State Complexity of Multiple Concatenation
Jozef Jirásek, Galina Jirásková
TL;DR
This work advances the understanding of the state complexity of the multiple concatenation L_1 L_2 ... L_k of regular languages by constructing explicit witness DFAs over alphabets of size k+1 and k, and by deriving tight upper and lower bounds across binary, ternary, and unary regimes. The authors provide a significantly simpler proof for the upper bound using an NFA-driven subset construction and demonstrate that all valid states become distinguishable via co-reachability of singleton states. They prove the upper bound is tight for multiple alphabet sizes, show ternary alphabets are optimal for k=3, and give tight bounds for unary cyclic languages via Frobenius-number-type calculations. The results resolve open questions from Caron et al. and Gao–Yu while laying out several intriguing open problems for future work.
Abstract
We describe witness languages meeting the upper bound on the state complexity of the multiple concatenation of $k$ regular languages over an alphabet of size $k+1$ with a significantly simpler proof than that in the literature. We also consider the case where some languages may be recognized by two-state automata. Then we show that one symbol can be saved, and we define witnesses for the multiple concatenation of $k$ languages over a $k$-letter alphabet.

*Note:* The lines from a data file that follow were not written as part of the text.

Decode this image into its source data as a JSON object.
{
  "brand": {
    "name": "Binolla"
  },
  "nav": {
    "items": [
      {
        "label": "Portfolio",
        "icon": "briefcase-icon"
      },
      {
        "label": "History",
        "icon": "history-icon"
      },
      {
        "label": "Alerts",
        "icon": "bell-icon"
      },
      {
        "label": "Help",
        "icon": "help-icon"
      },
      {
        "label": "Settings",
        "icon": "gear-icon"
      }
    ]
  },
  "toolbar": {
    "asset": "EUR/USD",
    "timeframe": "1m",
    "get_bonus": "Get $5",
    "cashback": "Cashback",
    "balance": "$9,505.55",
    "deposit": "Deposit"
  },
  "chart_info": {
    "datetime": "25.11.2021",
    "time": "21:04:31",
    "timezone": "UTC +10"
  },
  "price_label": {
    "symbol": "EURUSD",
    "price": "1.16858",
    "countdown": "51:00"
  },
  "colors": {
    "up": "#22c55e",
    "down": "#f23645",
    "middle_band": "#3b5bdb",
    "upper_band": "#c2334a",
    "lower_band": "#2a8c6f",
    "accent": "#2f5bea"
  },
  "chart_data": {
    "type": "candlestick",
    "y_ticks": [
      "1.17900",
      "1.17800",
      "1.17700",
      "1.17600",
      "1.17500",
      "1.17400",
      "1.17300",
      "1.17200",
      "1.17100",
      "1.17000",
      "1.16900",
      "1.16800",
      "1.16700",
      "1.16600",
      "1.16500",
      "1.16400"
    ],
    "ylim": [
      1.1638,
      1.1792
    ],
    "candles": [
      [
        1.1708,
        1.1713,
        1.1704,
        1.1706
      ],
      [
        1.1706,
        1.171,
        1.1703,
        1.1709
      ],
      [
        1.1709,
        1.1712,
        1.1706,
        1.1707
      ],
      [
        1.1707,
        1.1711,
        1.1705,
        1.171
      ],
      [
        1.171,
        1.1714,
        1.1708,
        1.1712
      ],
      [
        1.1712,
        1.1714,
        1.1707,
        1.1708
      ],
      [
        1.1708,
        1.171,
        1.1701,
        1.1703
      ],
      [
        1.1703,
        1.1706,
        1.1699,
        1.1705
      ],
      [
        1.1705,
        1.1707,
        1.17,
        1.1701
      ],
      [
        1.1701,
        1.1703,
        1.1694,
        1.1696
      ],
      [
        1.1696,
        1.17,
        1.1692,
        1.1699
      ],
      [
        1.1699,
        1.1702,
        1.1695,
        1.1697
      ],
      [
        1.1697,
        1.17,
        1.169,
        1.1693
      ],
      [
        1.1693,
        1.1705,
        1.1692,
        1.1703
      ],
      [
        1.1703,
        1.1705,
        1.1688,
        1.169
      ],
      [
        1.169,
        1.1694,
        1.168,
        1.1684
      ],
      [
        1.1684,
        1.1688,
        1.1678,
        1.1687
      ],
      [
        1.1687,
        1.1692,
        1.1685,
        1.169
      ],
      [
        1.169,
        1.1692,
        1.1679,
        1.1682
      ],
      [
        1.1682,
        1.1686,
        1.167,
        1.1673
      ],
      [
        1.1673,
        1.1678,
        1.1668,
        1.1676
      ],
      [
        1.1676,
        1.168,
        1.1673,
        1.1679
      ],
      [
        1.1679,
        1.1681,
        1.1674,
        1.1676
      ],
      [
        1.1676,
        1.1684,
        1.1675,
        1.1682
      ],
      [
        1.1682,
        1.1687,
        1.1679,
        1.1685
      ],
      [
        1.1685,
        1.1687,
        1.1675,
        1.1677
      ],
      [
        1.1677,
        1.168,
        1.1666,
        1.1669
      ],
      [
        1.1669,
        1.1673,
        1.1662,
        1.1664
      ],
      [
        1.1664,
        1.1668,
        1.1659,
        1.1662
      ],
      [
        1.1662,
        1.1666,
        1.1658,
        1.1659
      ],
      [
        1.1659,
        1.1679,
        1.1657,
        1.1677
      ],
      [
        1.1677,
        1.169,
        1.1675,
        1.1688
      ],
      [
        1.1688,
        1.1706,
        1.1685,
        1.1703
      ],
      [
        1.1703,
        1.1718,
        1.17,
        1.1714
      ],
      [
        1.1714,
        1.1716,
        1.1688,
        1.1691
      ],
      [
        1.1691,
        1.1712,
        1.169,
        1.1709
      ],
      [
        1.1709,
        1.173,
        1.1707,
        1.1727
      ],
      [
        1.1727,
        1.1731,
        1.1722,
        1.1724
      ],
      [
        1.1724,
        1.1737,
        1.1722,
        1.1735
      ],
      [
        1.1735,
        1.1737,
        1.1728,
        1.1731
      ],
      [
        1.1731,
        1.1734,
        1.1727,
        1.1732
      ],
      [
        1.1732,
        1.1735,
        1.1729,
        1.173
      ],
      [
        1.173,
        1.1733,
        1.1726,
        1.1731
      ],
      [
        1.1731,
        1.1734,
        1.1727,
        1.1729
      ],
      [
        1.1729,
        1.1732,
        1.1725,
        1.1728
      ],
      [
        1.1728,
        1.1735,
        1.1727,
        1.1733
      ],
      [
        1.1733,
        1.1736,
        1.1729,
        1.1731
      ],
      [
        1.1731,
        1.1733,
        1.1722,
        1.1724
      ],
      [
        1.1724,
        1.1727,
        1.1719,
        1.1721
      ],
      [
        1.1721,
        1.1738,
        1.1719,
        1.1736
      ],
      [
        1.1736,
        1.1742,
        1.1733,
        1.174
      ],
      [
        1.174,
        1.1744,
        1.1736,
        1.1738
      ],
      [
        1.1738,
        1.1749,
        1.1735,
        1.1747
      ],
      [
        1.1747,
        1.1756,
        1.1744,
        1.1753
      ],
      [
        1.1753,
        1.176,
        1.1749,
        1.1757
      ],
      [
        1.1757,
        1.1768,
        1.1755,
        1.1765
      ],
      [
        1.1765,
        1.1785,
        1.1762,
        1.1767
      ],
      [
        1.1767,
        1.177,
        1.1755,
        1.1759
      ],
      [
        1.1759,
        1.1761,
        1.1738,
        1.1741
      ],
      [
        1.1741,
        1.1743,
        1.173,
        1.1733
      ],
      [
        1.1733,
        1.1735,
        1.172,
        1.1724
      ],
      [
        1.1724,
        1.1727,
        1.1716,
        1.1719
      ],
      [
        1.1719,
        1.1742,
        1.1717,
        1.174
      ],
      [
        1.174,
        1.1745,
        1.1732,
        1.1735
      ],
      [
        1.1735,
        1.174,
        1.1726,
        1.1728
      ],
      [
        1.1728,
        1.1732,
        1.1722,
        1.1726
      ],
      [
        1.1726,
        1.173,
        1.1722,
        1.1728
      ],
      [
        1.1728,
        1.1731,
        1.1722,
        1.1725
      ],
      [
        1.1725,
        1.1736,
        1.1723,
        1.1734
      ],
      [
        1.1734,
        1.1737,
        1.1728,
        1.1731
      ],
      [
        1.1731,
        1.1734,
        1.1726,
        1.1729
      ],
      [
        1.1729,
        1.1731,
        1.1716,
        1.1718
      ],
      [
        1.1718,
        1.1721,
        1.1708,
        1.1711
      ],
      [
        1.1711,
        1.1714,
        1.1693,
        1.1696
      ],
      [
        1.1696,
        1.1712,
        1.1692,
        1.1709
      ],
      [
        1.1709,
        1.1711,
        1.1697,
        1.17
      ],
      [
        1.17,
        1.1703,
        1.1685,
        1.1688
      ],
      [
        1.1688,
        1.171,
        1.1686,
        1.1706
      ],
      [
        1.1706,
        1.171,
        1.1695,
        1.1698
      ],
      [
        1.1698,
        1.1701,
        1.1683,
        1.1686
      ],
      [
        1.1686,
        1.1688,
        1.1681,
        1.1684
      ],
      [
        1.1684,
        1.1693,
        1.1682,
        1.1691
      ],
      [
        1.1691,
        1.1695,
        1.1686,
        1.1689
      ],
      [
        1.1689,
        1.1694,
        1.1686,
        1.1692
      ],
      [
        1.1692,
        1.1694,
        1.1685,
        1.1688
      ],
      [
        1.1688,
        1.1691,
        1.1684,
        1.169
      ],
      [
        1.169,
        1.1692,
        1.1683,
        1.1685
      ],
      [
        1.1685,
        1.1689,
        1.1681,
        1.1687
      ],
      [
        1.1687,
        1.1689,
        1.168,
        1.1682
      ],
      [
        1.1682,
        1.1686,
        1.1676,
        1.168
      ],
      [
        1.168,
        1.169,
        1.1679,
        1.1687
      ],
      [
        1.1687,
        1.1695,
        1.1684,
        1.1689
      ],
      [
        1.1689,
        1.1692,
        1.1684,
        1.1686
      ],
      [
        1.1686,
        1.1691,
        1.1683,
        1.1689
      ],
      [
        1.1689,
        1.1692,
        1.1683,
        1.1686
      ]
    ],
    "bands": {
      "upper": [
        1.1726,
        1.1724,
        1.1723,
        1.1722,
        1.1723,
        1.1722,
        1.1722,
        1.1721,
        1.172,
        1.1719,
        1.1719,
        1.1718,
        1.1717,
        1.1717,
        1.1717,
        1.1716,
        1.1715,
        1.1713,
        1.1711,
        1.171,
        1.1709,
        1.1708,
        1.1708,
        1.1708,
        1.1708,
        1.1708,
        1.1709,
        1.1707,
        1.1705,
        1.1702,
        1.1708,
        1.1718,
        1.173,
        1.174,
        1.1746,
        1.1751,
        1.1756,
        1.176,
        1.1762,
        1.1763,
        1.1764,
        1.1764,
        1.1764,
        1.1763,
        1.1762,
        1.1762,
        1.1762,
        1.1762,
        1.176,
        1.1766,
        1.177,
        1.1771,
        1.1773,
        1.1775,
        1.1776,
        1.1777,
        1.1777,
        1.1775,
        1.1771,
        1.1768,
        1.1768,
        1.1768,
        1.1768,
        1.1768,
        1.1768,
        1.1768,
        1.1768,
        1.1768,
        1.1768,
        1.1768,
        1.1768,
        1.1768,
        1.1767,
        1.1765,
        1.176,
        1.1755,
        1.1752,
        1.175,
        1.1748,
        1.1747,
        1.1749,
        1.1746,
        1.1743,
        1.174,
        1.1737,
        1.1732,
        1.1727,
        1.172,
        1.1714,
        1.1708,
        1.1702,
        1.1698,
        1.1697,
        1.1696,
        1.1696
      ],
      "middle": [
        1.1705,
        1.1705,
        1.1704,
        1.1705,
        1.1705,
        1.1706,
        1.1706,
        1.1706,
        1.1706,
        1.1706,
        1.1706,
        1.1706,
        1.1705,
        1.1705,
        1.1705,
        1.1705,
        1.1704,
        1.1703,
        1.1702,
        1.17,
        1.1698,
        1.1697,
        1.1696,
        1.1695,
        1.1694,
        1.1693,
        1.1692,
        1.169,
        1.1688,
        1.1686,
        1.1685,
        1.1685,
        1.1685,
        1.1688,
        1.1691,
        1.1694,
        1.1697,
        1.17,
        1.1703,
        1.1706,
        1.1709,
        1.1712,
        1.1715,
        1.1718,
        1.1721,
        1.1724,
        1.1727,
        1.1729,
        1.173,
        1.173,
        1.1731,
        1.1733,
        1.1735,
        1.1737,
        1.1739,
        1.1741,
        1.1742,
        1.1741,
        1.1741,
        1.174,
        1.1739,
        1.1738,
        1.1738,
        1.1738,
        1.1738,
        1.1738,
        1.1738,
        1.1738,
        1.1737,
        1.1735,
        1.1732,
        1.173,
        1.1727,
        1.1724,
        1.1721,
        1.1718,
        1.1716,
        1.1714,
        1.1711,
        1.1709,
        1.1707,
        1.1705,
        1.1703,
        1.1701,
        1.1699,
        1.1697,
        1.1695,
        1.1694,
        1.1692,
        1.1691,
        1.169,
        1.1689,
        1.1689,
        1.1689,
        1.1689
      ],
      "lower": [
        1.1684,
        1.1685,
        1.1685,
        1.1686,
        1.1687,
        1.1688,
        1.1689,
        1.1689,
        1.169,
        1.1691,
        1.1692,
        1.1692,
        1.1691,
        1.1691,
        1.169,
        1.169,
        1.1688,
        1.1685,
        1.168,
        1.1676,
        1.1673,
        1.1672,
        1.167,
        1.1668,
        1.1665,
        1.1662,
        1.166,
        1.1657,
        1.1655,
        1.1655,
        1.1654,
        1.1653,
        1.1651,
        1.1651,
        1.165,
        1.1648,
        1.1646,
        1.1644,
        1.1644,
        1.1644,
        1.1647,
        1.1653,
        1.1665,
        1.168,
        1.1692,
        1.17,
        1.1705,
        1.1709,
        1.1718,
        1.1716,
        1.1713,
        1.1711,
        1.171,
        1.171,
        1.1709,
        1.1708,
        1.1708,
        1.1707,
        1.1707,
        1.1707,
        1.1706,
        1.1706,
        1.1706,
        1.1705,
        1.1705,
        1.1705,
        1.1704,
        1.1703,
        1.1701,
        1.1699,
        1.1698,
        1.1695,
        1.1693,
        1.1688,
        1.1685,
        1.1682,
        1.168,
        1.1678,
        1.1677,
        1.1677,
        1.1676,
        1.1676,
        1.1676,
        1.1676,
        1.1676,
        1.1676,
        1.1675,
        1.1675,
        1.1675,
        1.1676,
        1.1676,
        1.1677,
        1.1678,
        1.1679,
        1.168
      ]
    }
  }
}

This solves an open problem stated by Caron et al. [2018, Fundam. Inform. 160, 255--279]. We prove that for the concatenation of three languages, the ternary alphabet is optimal. We also show that a trivial upper bound on the state complexity of multiple concatenation is asymptotically tight for ternary languages, and that a lower bound remains exponential in the binary case. Finally, we obtain a tight upper bound for unary cyclic languages and languages recognized by unary automata that do not have final states in their tails.